I've seen the definition for $P \times_\rho F$ in regards to the associated bundle.
See, for example, here: https://en.wikipedia.org/wiki/Associated_bundle
The paper I am reading from uses the notation $P \times_G G/H$ when $H$ is a subgroup when talking about bundle reductions.
Additionally, I know what the adjoint representation is but have no clue what $P\times_G ad$ means. Its as if we are treating it as a group?
What is the $G$-action meant by just $G$?
I've seen this question, but I still don't understand it in this context: What is $P\times_G E$?

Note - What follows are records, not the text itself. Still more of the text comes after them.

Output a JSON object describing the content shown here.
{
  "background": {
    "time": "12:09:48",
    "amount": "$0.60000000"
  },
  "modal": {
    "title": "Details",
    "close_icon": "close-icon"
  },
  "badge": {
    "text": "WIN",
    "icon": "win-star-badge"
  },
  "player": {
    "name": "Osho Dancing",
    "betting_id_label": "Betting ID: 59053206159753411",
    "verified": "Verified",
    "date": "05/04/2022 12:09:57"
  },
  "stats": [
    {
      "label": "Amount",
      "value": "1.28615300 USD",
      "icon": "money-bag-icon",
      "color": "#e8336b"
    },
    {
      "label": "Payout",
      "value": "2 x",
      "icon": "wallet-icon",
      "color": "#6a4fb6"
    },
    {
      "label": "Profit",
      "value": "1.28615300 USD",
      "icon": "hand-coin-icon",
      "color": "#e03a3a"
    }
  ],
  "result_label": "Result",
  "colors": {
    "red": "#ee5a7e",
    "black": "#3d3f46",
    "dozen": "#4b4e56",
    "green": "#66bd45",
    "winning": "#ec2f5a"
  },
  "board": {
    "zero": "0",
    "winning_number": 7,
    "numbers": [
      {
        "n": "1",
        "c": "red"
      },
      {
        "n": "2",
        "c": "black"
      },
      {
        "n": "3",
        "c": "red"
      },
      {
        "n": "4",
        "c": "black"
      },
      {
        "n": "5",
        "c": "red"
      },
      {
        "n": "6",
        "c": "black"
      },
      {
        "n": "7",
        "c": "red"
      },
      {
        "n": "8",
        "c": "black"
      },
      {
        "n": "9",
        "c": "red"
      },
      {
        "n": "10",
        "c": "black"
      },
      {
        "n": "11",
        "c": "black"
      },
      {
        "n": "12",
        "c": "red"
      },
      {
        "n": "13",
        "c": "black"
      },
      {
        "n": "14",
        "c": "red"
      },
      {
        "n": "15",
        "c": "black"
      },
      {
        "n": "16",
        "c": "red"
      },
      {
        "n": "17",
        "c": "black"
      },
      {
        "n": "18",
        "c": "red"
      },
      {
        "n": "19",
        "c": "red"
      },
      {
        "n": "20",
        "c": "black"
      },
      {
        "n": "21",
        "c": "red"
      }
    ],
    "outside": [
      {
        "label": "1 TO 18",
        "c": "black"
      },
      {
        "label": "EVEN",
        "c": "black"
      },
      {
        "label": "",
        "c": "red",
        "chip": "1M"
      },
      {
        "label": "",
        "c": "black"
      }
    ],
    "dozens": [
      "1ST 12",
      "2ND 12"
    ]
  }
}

The paper is here and the notation is used before page $7$. http://digitalassets.lib.berkeley.edu/etd/ucb/text/Appel_berkeley_0028E_16855.pdf
If $A$ is a right-$G$-space and $B$ a left $G$-space, $A\times_G B$ denotes the quotient of $A\times B$ by the relation $(ag,b)\sim (a,gb)$. Here $P$ is a $G$-bundle so a right $G$-space and $G/H$ is a left $G$-space, so $P\times_G G/H$ makes sense.
For a given right $G$-space $A$, $B\mapsto A\times_G B$ is actually a functor, and so you can evaluate it on maps of $G$-spaces $f:B\to C$ too, and you can denote it by $A\times_G f: A\times_G B\to A\times_G C$